一連のバージ船リノベーションプロジェクトを振り返る1

昨年(2010年)の3月末、2005年の8月から4年半の試験期間をもって、LOB号はスクラップにされました。(togetter リンク)

袖ヶ浦に到着して油圧ショベルのようなものに押さえつけられているLOB

LOB号は2005年8月、江東区潮見の業者から15万円程度で購入したゴミ運搬用のバージ船を、横浜トリエンナーレ2005に出典するためにリノベーションされ、ラウンジ船になりました。

なぜ、われわれがこの船を出展する事になったのか?それはいくつかの要因が重なっています。

芝浦の初代LOB号が特別な空間を形成した経験を再現したい。(水上コミュニケーション)

・われわれは水辺空間が生活にうるおいをもたらすと信じているが、日本においてはまったくといっていいほど利用法が拡大していないことを問題視。(都市の水面利用)

・アートという枠のなかで、水上ラウンジを「係留」し、社会にその有為性問う機会をいただいた。(表現)

・この機会を契機として、社会の水辺に対する関心を喚起したい(啓蒙)

だれかが使わなければならない、だれも使わないのであれば、われわれが使って水辺の魅力、横浜、東京の水辺の魅力を世界に発信していきたいという強い思いがあった。

この機会を契機として、私たちもたくさんの議論を行った。

まず、自分たちがアーティストとして扱われる事には抵抗があった。
私たちは、私たちがすむ街のなかにある水のある空間をわれわれの手で使うことによって街が活性化すると信じていただけなのだ。ただ、アートの場を借りて、都市や社会制度に問題を論じ、真っ正直に正面から必要と思われる事を世の中に提示できることに喜びを感じていた。

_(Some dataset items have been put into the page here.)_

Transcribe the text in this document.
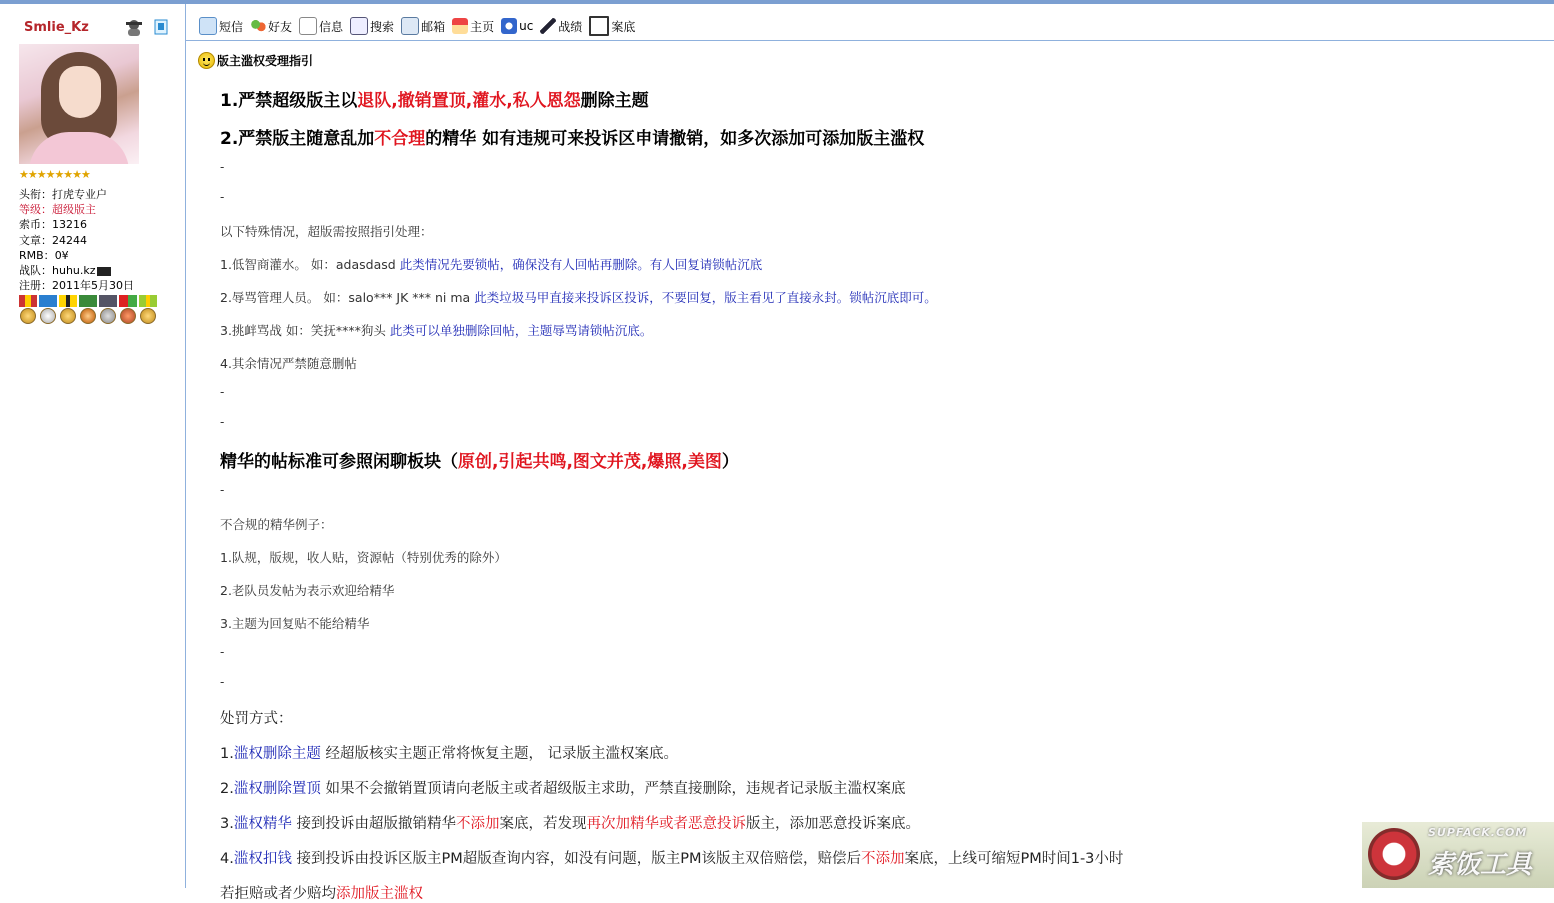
Smlie_Kz
★★★★★★★★
头衔：打虎专业户
等级：超级版主
索币：13216
文章：24244
RMB：0¥
战队：huhu.kz
注册：2011年5月30日
短信 好友 信息 搜索 邮箱 主页 uc 战绩 案底
版主滥权受理指引
1.严禁超级版主以退队,撤销置顶,灌水,私人恩怨删除主题
2.严禁版主随意乱加不合理的精华 如有违规可来投诉区申请撤销，如多次添加可添加版主滥权
-
-
以下特殊情况，超版需按照指引处理：
1.低智商灌水。 如：adasdasd 此类情况先要锁帖，确保没有人回帖再删除。有人回复请锁帖沉底
2.辱骂管理人员。 如：salo*** JK *** ni ma 此类垃圾马甲直接来投诉区投诉，不要回复，版主看见了直接永封。锁帖沉底即可。
3.挑衅骂战 如：笑抚****狗头 此类可以单独删除回帖，主题辱骂请锁帖沉底。
4.其余情况严禁随意删帖
-
-
精华的帖标准可参照闲聊板块（原创,引起共鸣,图文并茂,爆照,美图）
-
不合规的精华例子：
1.队规，版规，收人贴，资源帖（特别优秀的除外）
2.老队员发帖为表示欢迎给精华
3.主题为回复贴不能给精华
-
-
处罚方式：
1.滥权删除主题 经超版核实主题正常将恢复主题， 记录版主滥权案底。
2.滥权删除置顶 如果不会撤销置顶请向老版主或者超级版主求助，严禁直接删除，违规者记录版主滥权案底
3.滥权精华 接到投诉由超版撤销精华不添加案底，若发现再次加精华或者恶意投诉版主，添加恶意投诉案底。
4.滥权扣钱 接到投诉由投诉区版主PM超版查询内容，如没有问题，版主PM该版主双倍赔偿，赔偿后不添加案底，上线可缩短PM时间1-3小时
若拒赔或者少赔均添加版主滥权
SUPFACK.COM
索饭工具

そのほか行われた議論には、例えば、どのような空間にするかについて、「鉄のさびた感じが産業遺産として重要な空間要素になる」という意見が多かったのに対して「もっとわかりやすい白いデザインされた空間にしたい」という意見もあった。これについては、持っている素材の意味としての重みを重視する方向性についてわれわれ内部で一定のコンセンサスが得られた。結果的に、生身の人間がむきだしの水辺空間を認知するという知覚効果をもたらしたことは、よかったと思っている。

船の上でどのようなアクティビティを起こすかという議論は白熱した。
芝生を植えて公園にするという案もあったが、スミッソンの船上公園は実例があったのでボツになり、初代LOBのようのカフェをやりたいという意見は根強かったが、それでは巨大なアートイベントのただのお茶飲み場という認識になりかねないと見送ることになった。やはり、水上を純粋に認識するためのスペース、しかもそれが都心にほど近い場所にあって、岸壁からひとまたぎで到達する事のできる異空間という点は伝えるべきポイントとして重要だと認識するに至った。

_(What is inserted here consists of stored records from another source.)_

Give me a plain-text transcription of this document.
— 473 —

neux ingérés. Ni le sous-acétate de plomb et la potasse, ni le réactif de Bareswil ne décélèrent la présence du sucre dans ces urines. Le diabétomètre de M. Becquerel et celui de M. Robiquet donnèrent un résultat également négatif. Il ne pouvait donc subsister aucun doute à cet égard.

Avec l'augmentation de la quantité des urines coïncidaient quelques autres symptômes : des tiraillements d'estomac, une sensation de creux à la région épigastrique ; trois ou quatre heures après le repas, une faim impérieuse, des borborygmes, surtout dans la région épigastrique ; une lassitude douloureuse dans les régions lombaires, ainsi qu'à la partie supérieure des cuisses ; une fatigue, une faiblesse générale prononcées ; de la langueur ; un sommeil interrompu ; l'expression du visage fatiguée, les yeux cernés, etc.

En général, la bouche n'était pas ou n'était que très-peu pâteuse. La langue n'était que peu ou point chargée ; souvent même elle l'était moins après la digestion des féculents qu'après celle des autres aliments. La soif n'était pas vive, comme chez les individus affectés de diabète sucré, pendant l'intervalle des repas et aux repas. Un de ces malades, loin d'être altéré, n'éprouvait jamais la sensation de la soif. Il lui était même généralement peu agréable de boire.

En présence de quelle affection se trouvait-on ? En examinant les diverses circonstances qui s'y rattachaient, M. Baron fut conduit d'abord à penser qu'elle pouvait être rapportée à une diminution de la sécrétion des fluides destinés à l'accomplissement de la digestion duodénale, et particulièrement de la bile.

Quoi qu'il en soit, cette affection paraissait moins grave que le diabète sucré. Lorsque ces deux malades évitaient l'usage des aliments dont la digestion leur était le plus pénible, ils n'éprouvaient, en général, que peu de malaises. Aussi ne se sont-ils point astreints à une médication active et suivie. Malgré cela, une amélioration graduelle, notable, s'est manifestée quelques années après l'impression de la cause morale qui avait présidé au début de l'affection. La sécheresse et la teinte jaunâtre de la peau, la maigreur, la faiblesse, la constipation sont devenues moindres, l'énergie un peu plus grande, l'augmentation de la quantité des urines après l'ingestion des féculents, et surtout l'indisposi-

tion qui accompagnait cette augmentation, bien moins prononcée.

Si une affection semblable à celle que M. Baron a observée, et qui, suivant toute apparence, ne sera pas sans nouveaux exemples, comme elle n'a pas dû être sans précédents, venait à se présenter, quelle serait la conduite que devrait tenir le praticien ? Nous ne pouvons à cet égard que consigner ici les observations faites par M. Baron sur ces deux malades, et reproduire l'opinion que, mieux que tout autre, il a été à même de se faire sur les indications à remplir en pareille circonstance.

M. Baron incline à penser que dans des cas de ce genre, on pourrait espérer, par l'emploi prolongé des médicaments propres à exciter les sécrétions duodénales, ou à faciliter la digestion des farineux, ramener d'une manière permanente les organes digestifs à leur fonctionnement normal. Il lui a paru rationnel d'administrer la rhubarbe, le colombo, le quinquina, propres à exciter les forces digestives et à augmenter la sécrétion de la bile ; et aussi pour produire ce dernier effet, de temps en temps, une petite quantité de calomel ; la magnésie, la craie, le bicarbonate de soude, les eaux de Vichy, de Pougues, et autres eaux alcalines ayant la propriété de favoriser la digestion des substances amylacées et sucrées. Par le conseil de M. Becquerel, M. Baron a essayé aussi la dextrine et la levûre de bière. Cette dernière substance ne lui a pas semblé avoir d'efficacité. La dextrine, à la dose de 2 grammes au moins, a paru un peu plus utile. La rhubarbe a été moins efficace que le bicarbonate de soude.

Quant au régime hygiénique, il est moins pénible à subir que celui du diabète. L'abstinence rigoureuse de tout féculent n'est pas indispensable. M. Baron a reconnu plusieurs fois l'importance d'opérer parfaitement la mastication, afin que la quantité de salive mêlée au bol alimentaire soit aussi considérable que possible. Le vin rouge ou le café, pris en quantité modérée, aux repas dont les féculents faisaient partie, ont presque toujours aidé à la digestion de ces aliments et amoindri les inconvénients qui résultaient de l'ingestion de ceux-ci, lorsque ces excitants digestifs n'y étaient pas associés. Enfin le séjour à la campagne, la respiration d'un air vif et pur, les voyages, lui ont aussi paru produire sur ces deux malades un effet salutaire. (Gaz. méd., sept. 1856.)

屋根に関してはかなり早い段階から農業用のビニールハウスは提示されていたが、深さが2mある船室に立つと水面が見えないという問題を解決するために、ウッドデッキスペースをどの程度大きくもうけるかなど細かい議論が行われた。


水槽は、波を船の中で再現し、知覚する上でとても面白い効果をもたらした。この水槽の出自は面白く、実は「箱庭セラピー」がアイデアの源泉である。船のなかで「箱庭セラピー」をやりたいと言っていた坂倉は、水辺で自らと向き合うという内省的な空間に仕上げたかったようであるが、ゆれうごく船を知覚的に再現した水槽も、水上における相対的な自分と向き合うというおもしろさがあったように思う。

実際に実施するにあたって多くの問題が発生してたくさんの手間がかかったが、総じて役所の協力は強力でなんとか実施することができた。

係留するにあたって、横浜市役所の文化担当、都市計画担当の方々には足しげく港湾担当に通っていただいて、横浜市を挙げて行うことをなんども説明していただいて特別に係留を許可していただくことになりました。また、船を改装する場所も用意していただきました。はしけ業界団体の協力も役所を通じてとりつけていただき、台風の場合、別の場所に退避する体制もとることができた。